Nowadays, parents are much more likely to check the school website before calling to see if it’s closed or to learn about school-wide events. But school websites can be used for more than just hubs of information.
Many studies show a direct correlation between parents who are engaged and successful students. Dr. Karen Mapp of the Harvard Graduate School of Education believes “students with engaged families acquire literacy skills faster, earn higher grades and test scores, enroll in higher-level programs, have better behavior in class, and attend school more regularly.”
If, in fact, students are more likely to be successful in school when their parents are more engaged, educators should also consider teacher and classroom web pages as valuable resources to spur more engagement. Here are a few ideas to get you started.
Interactive content is key to successful engagement.
The convenience of the digital age can sometimes remove the need for real relationships between parents and teachers. Because it’s so easy for parents to get their questions answered through a quick email, the partnership can fade. Use engaging content on your classroom web page that goes beyond merely answering questions. Give parents a “window” into their children’s everyday experiences. The idea is to engage parents so that they take an interest in visiting the school more often.
Getting every teacher involved will motivate parent participation.

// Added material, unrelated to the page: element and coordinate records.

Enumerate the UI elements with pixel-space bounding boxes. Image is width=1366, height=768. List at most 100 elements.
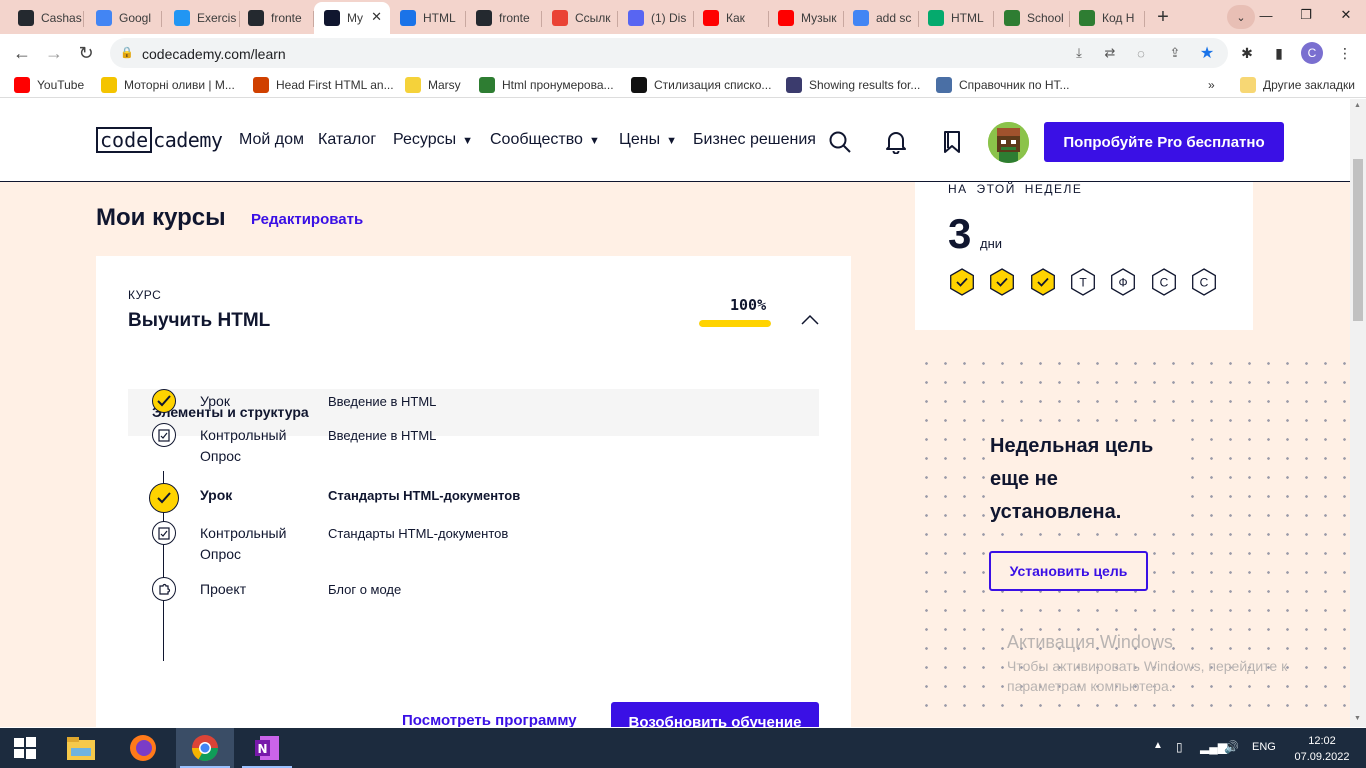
bookmark-item[interactable]: YouTube [14,76,84,94]
nav-business[interactable]: Бизнес решения [693,131,816,149]
bookmark-item[interactable]: Showing results for... [786,76,920,94]
bookmark-item[interactable]: Head First HTML an... [253,76,394,94]
search-icon[interactable] [827,129,853,155]
windows-taskbar: N ▲ ▯ ▂▄▆ 🔊 ENG 12:02 07.09.2022 [0,728,1366,768]
course-title[interactable]: Выучить HTML [128,310,270,332]
eye-off-icon[interactable]: ◌ [1132,45,1150,61]
edit-link[interactable]: Редактировать [251,211,363,228]
scroll-up-icon[interactable]: ▲ [1354,102,1361,109]
reload-icon[interactable]: ↻ [74,41,98,65]
translate-icon[interactable]: ⇄ [1101,45,1119,61]
browser-tab[interactable]: Код H [1069,4,1145,32]
tab-strip: + ⌄ — ❐ ✕ Cashas Googl Exercis fronte My ✕ HTM… [0,0,1366,34]
collapse-chevron-icon[interactable] [801,313,819,331]
other-bookmarks[interactable]: Другие закладки [1240,76,1355,94]
clock-date: 07.09.2022 [1294,751,1350,763]
scrollbar-thumb[interactable] [1353,159,1363,321]
bookmark-item[interactable]: Справочник по HT... [936,76,1070,94]
bookmark-item[interactable]: Html пронумерова... [479,76,614,94]
bookmark-item[interactable]: Стилизация списко... [631,76,771,94]
bookmark-label: Showing results for... [809,78,921,92]
file-explorer-icon[interactable] [52,728,110,768]
browser-tab[interactable]: Googl [86,4,162,32]
google-icon [853,10,869,26]
new-tab-button[interactable]: + [1149,5,1177,29]
firefox-icon[interactable] [114,728,172,768]
windows-start-icon[interactable] [0,728,50,768]
view-syllabus-link[interactable]: Посмотреть программу [402,712,577,727]
syllabus-item-link[interactable]: Блог о моде [328,579,401,600]
restore-icon[interactable]: ❐ [1286,0,1326,30]
tab-label: Cashas [41,11,82,25]
day-letter: Т [1079,276,1087,290]
install-icon[interactable]: ⤓ [1070,45,1088,61]
battery-icon[interactable]: ▯ [1176,740,1183,754]
browser-tab[interactable]: fronte [238,4,314,32]
browser-tab[interactable]: HTML [390,4,466,32]
bookmark-icon[interactable] [939,129,965,155]
browser-tab[interactable]: (1) Dis [618,4,694,32]
onenote-icon[interactable]: N [238,728,296,768]
nav-my-home[interactable]: Мой дом [239,131,304,149]
browser-tab[interactable]: My ✕ [314,2,390,34]
tab-label: Как [726,11,745,25]
close-tab-icon[interactable]: ✕ [371,9,382,25]
clock[interactable]: 12:02 07.09.2022 [1292,733,1352,765]
back-icon[interactable]: ← [10,41,34,65]
network-icon[interactable]: ▂▄▆ [1200,740,1227,754]
browser-tab[interactable]: add sc [843,4,919,32]
chrome-icon[interactable] [176,728,234,768]
codecademy-icon [324,10,340,26]
github-icon [476,10,492,26]
m-icon [631,77,647,93]
syllabus-item-link[interactable]: Стандарты HTML-документов [328,523,508,544]
streak-count: 3 [948,210,972,257]
browser-tab[interactable]: HTML [918,4,994,32]
lock-icon: 🔒 [120,47,134,59]
nav-pricing[interactable]: Цены ▼ [619,131,677,149]
browser-tab[interactable]: Ссылк [542,4,618,32]
tray-chevron-icon[interactable]: ▲ [1153,740,1163,751]
bookmark-label: Справочник по HT... [959,78,1070,92]
bookmark-item[interactable]: Marsy [405,76,461,94]
scroll-down-icon[interactable]: ▼ [1354,715,1361,722]
language-indicator[interactable]: ENG [1252,741,1276,753]
profile-avatar[interactable]: C [1301,42,1323,64]
user-avatar[interactable] [988,122,1029,163]
more-bookmarks-icon[interactable]: » [1208,76,1215,94]
nav-catalog[interactable]: Каталог [318,131,376,149]
star-icon[interactable]: ★ [1198,45,1216,62]
syllabus-item-link[interactable]: Введение в HTML [328,391,436,412]
bell-icon[interactable] [883,129,909,155]
browser-tab[interactable]: Музык [768,4,844,32]
completed-check-icon [149,483,179,513]
syllabus-item-link[interactable]: Введение в HTML [328,425,436,446]
folder-icon [1240,77,1256,93]
forward-icon[interactable]: → [42,41,66,65]
browser-tab[interactable]: School [994,4,1070,32]
browser-tab[interactable]: fronte [466,4,542,32]
set-goal-button[interactable]: Установить цель [989,551,1148,591]
day-letter: С [1199,276,1208,290]
codecademy-logo[interactable]: code cademy [96,127,223,153]
side-panel-icon[interactable]: ▮ [1268,42,1290,64]
nav-resources[interactable]: Ресурсы ▼ [393,131,473,149]
nav-community[interactable]: Сообщество ▼ [490,131,600,149]
minimize-icon[interactable]: — [1246,0,1286,30]
extensions-icon[interactable]: ✱ [1236,42,1258,64]
bookmark-item[interactable]: Моторні оливи | М... [101,76,235,94]
url-field[interactable]: 🔒 codecademy.com/learn ⤓ ⇄ ◌ ⇪ ★ [110,38,1228,68]
browser-tab[interactable]: Exercis [164,4,240,32]
menu-icon[interactable]: ⋮ [1334,42,1356,64]
page-scrollbar[interactable]: ▲ ▼ [1350,99,1366,727]
resume-learning-button[interactable]: Возобновить обучение [611,702,819,727]
gear-icon [936,77,952,93]
logo-box: code [96,127,153,153]
syllabus-item-link[interactable]: Стандарты HTML-документов [328,485,520,506]
browser-tab[interactable]: Cashas [8,4,84,32]
try-pro-button[interactable]: Попробуйте Pro бесплатно [1044,122,1284,162]
volume-icon[interactable]: 🔊 [1224,740,1239,754]
browser-tab[interactable]: Как [693,4,769,32]
share-icon[interactable]: ⇪ [1166,45,1184,61]
close-window-icon[interactable]: ✕ [1326,0,1366,30]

The consistency of teacher web pages illustrates to parents the dedication and commitment to teacher-parent partnership. The pages can be used to express the vision and mission of the classroom, as well as to demonstrate how teachers are meeting classroom goals.

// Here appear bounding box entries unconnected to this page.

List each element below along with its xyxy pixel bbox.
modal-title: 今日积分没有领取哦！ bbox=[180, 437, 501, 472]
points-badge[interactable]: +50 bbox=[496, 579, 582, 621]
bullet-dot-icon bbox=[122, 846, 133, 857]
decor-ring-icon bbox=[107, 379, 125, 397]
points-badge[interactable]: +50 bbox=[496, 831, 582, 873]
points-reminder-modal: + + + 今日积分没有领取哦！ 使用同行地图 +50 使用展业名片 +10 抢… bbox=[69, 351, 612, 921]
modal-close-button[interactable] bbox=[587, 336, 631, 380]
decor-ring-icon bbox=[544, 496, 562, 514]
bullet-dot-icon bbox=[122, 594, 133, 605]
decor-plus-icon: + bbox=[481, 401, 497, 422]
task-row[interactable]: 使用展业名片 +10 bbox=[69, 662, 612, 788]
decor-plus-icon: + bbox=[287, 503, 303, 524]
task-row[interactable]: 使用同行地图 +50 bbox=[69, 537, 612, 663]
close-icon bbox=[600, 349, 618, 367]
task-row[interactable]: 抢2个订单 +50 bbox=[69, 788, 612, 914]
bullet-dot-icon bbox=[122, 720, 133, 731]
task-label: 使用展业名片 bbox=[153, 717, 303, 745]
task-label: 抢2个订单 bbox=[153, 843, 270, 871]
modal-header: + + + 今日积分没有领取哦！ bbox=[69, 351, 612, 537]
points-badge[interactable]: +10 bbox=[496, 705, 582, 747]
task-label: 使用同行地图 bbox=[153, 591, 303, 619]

Publish content that will help parents connect with the classroom.
Look at web pages as more than just information repositories. To engage parents, post photos, videos and homework, so parents have insight into classroom activities and ultimately feel more involved. Here are a few pointers on what parents might want:
- Helpful homework insights and links
- Teacher blog posts recapping the day
- Invitations to events and activities
- Candid photos of classroom activities
- Examples of student work
Starting a web page for your class might seem like an additional task on top of the other responsibilities you have, but getting a web page started can be a very simple process with a huge payoff.